Northern California

An Escrow is money, property, a deed, or a bond put into the custody of a third party for delivery to a grantee only after the fulfillment of the conditions specified.

An Earnest Money deposit is the amount the Buyer gives the escrow company at the time the escrow is opened.  This amount is negotiable and is usually somewhere between $1,000 and 1% of the purchase price.  Escrow should be opened as soon as possible after a contract is agreed to and signed by all parties.

The Real Estate Settlement Procedures Act (RESPA) states that title and escrow company(ies) are the choice of the Buyer, unless the Seller agrees to pay the fees.

(Handout:  United State Code: Title 12 states that “(a) No seller of property that will be purchased with the assistance of a federally related mortgage loan shall require directly or indirectly, as a condition to selling the property, that title insurance covering the property be purchased by the buyer from any particular title company. (b) Any seller who violates the provisions of subsection (a) of this section shall be liable to the buyer in an amount equal to three times all charges made for such title insurance.” )

Both the time frames for the opening of escrow and the closing of escrow are agreed to in the contract. Escrow should be “opened” as soon as possible after a contract is agreed to and signed by all parties.  The length of time an escrow is open depends on several things.  Some of these are the buyer and seller moving dates, availability of inspectors and repairmen, availability of the appraiser.  But the most important of these is the time the lender needs to qualify the buyer, approve the property, type up the loan documents and actually fund the loan.  Escrow is “closed” when the deed is transfer into the name of the buyer and the seller receives the purchase money.

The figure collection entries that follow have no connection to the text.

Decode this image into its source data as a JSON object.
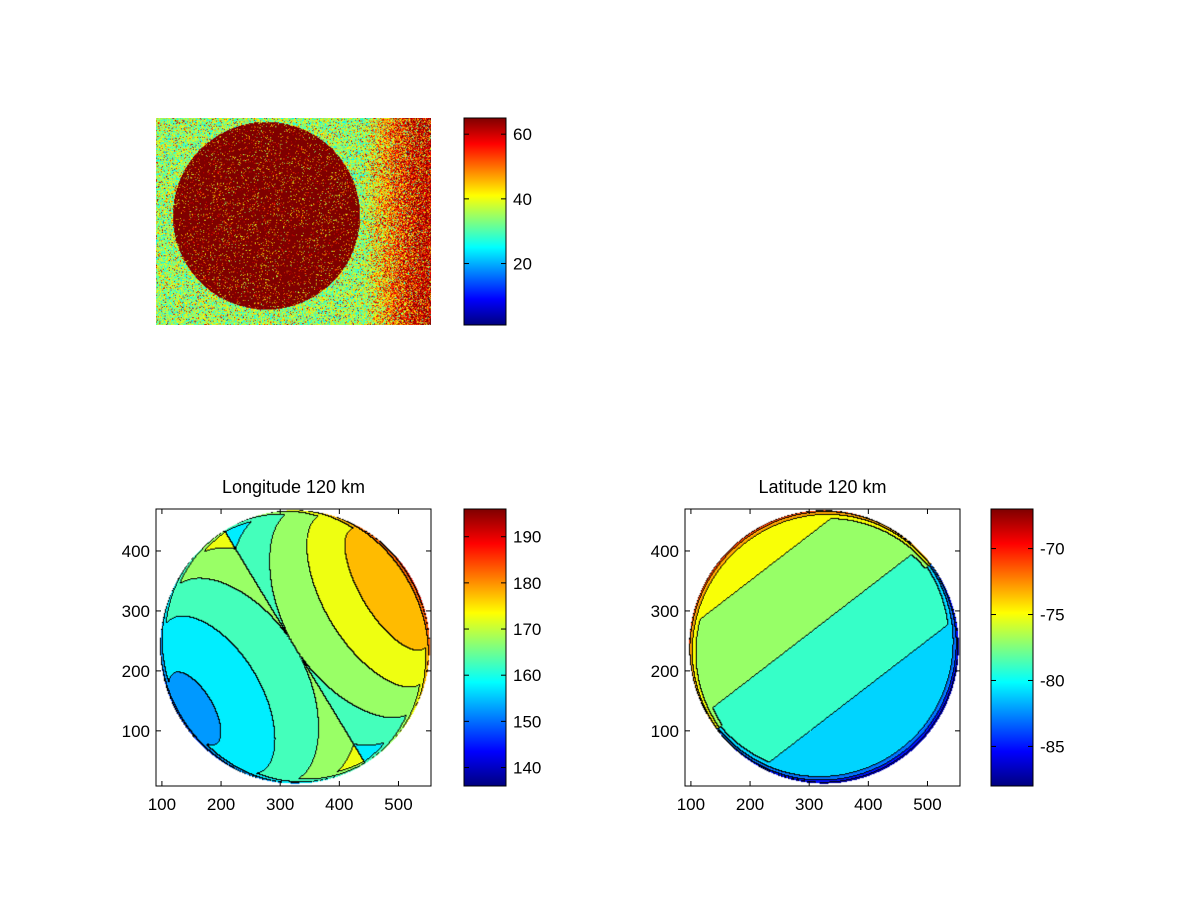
{
  "figure": {
    "background": "#ffffff"
  },
  "colormap": {
    "name": "jet",
    "stops": [
      "#00007f",
      "#0000ff",
      "#007fff",
      "#00ffff",
      "#7fff7f",
      "#ffff00",
      "#ff7f00",
      "#ff0000",
      "#7f0000"
    ]
  },
  "chart_data": [
    {
      "id": "raw",
      "type": "heatmap",
      "title": "",
      "description_of_field": "noisy image: bright disk on noisy background",
      "axes_visible": false,
      "colorbar": {
        "range": [
          1,
          65
        ],
        "ticks": [
          20,
          40,
          60
        ]
      }
    },
    {
      "id": "longitude",
      "type": "heatmap",
      "title": "Longitude 120 km",
      "xlim": [
        90,
        555
      ],
      "ylim": [
        8,
        470
      ],
      "xticks": [
        100,
        200,
        300,
        400,
        500
      ],
      "yticks": [
        100,
        200,
        300,
        400
      ],
      "disk": {
        "center": [
          325,
          240
        ],
        "radius": 228
      },
      "contour_levels_approx": [
        140,
        145,
        150,
        155,
        160,
        165,
        170,
        175,
        180,
        185,
        190
      ],
      "colorbar": {
        "range": [
          136,
          196
        ],
        "ticks": [
          140,
          150,
          160,
          170,
          180,
          190
        ]
      }
    },
    {
      "id": "latitude",
      "type": "heatmap",
      "title": "Latitude 120 km",
      "xlim": [
        90,
        555
      ],
      "ylim": [
        8,
        470
      ],
      "xticks": [
        100,
        200,
        300,
        400,
        500
      ],
      "yticks": [
        100,
        200,
        300,
        400
      ],
      "disk": {
        "center": [
          325,
          240
        ],
        "radius": 228
      },
      "contour_levels_approx": [
        -86,
        -84,
        -82,
        -80,
        -78,
        -76,
        -74,
        -72,
        -70
      ],
      "colorbar": {
        "range": [
          -88,
          -67
        ],
        "ticks": [
          -85,
          -80,
          -75,
          -70
        ]
      }
    }
  ]
}
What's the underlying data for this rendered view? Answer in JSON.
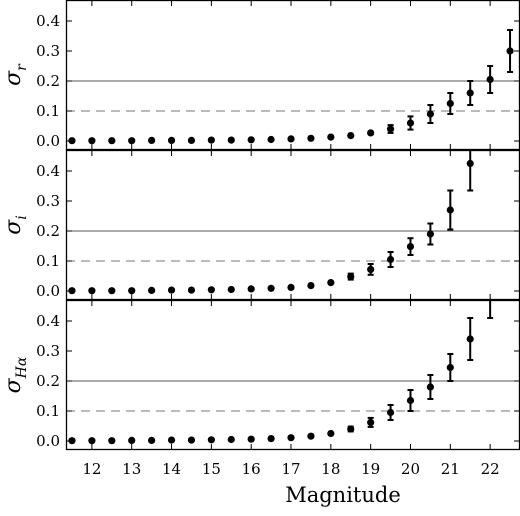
{
  "chart_data": [
    {
      "type": "scatter",
      "ylabel": "σ_r",
      "ylabel_main": "σ",
      "ylabel_sub": "r",
      "ylim": [
        -0.03,
        0.47
      ],
      "yticks": [
        0.0,
        0.1,
        0.2,
        0.3,
        0.4
      ],
      "ytick_labels": [
        "0.0",
        "0.1",
        "0.2",
        "0.3",
        "0.4"
      ],
      "reference_lines": [
        {
          "y": 0.2,
          "style": "solid"
        },
        {
          "y": 0.1,
          "style": "dashed"
        }
      ],
      "series": [
        {
          "x": [
            11.5,
            12.0,
            12.5,
            13.0,
            13.5,
            14.0,
            14.5,
            15.0,
            15.5,
            16.0,
            16.5,
            17.0,
            17.5,
            18.0,
            18.5,
            19.0,
            19.5,
            20.0,
            20.5,
            21.0,
            21.5,
            22.0,
            22.5
          ],
          "y": [
            0.001,
            0.001,
            0.001,
            0.001,
            0.002,
            0.002,
            0.002,
            0.003,
            0.003,
            0.004,
            0.005,
            0.007,
            0.009,
            0.013,
            0.018,
            0.027,
            0.04,
            0.06,
            0.09,
            0.125,
            0.16,
            0.205,
            0.3
          ],
          "err": [
            0,
            0,
            0,
            0,
            0,
            0,
            0,
            0,
            0,
            0,
            0,
            0,
            0,
            0,
            0,
            0.004,
            0.013,
            0.022,
            0.03,
            0.035,
            0.04,
            0.045,
            0.07
          ]
        }
      ]
    },
    {
      "type": "scatter",
      "ylabel": "σ_i",
      "ylabel_main": "σ",
      "ylabel_sub": "i",
      "ylim": [
        -0.03,
        0.47
      ],
      "yticks": [
        0.0,
        0.1,
        0.2,
        0.3,
        0.4
      ],
      "ytick_labels": [
        "0.0",
        "0.1",
        "0.2",
        "0.3",
        "0.4"
      ],
      "reference_lines": [
        {
          "y": 0.2,
          "style": "solid"
        },
        {
          "y": 0.1,
          "style": "dashed"
        }
      ],
      "series": [
        {
          "x": [
            11.5,
            12.0,
            12.5,
            13.0,
            13.5,
            14.0,
            14.5,
            15.0,
            15.5,
            16.0,
            16.5,
            17.0,
            17.5,
            18.0,
            18.5,
            19.0,
            19.5,
            20.0,
            20.5,
            21.0,
            21.5
          ],
          "y": [
            0.001,
            0.001,
            0.001,
            0.001,
            0.002,
            0.003,
            0.003,
            0.004,
            0.005,
            0.007,
            0.009,
            0.012,
            0.018,
            0.028,
            0.048,
            0.072,
            0.105,
            0.148,
            0.19,
            0.27,
            0.425
          ],
          "err": [
            0,
            0,
            0,
            0,
            0,
            0,
            0,
            0,
            0,
            0,
            0,
            0,
            0,
            0,
            0.01,
            0.018,
            0.025,
            0.028,
            0.035,
            0.065,
            0.09
          ]
        }
      ]
    },
    {
      "type": "scatter",
      "ylabel": "σ_Hα",
      "ylabel_main": "σ",
      "ylabel_sub": "Hα",
      "ylim": [
        -0.03,
        0.47
      ],
      "yticks": [
        0.0,
        0.1,
        0.2,
        0.3,
        0.4
      ],
      "ytick_labels": [
        "0.0",
        "0.1",
        "0.2",
        "0.3",
        "0.4"
      ],
      "xlabel": "Magnitude",
      "xlim": [
        11.35,
        22.75
      ],
      "xticks": [
        12,
        13,
        14,
        15,
        16,
        17,
        18,
        19,
        20,
        21,
        22
      ],
      "xtick_labels": [
        "12",
        "13",
        "14",
        "15",
        "16",
        "17",
        "18",
        "19",
        "20",
        "21",
        "22"
      ],
      "reference_lines": [
        {
          "y": 0.2,
          "style": "solid"
        },
        {
          "y": 0.1,
          "style": "dashed"
        }
      ],
      "series": [
        {
          "x": [
            11.5,
            12.0,
            12.5,
            13.0,
            13.5,
            14.0,
            14.5,
            15.0,
            15.5,
            16.0,
            16.5,
            17.0,
            17.5,
            18.0,
            18.5,
            19.0,
            19.5,
            20.0,
            20.5,
            21.0,
            21.5,
            22.0
          ],
          "y": [
            0.001,
            0.001,
            0.001,
            0.002,
            0.002,
            0.003,
            0.003,
            0.004,
            0.005,
            0.006,
            0.008,
            0.011,
            0.016,
            0.025,
            0.04,
            0.062,
            0.095,
            0.135,
            0.18,
            0.245,
            0.34,
            0.49
          ],
          "err": [
            0,
            0,
            0,
            0,
            0,
            0,
            0,
            0,
            0,
            0,
            0,
            0,
            0,
            0,
            0.008,
            0.015,
            0.025,
            0.035,
            0.04,
            0.045,
            0.07,
            0.08
          ]
        }
      ]
    }
  ]
}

A transfer of the ownership of real property involves not only the preparation of necessary documents but also an examination and interpretation of public records for matters affecting that property in order to ascertain rights, interest, and liens of others.  A policy of title insurance is an insured statement of the condition of the title of a particular piece of property.  The policy shows who owns the land according to the public records and also what is recorded against the property in the way of taxes, mortgages, deeds of trust, and any other liens and encumbrances of record.  The title policy is a policy of indemnity since the title insurance company is insuring against loss in the event that its interpretation of the condition of title is incorrect.  The beneficiary of the insurance is either the buyer of the property or the lender, or both.  Before issuing a policy, a title insurance company will perform an extensive search of the relevant public records to determine an any individual, other than the seller, including government entities, has any right, lien, claim, or encumbrance which must be taken into account.  A general misconception is that title insurance covers everything.  There are many exceptions.  The most common is probably that the plat map is an indicator of the location of the boundary lines.

The interaction between the title and escrow companies depends on which county in California the property is located.  In Northern California it is more common that the title company is an invisible arm of the escrow company.  If that is the case, the escrow officer will request a preliminary title report from the title department for you.  That may not be the case in other areas of California.

The Buyer signs loan and escrow documents about one week prior to close of escrow.  This amount of time is needed so that the loan underwriter can check that the documents are correct and get the funds to the escrow company.  All documents must be signed and all funds must be in the escrow account the day before escrow closes (there are rare exceptions to this).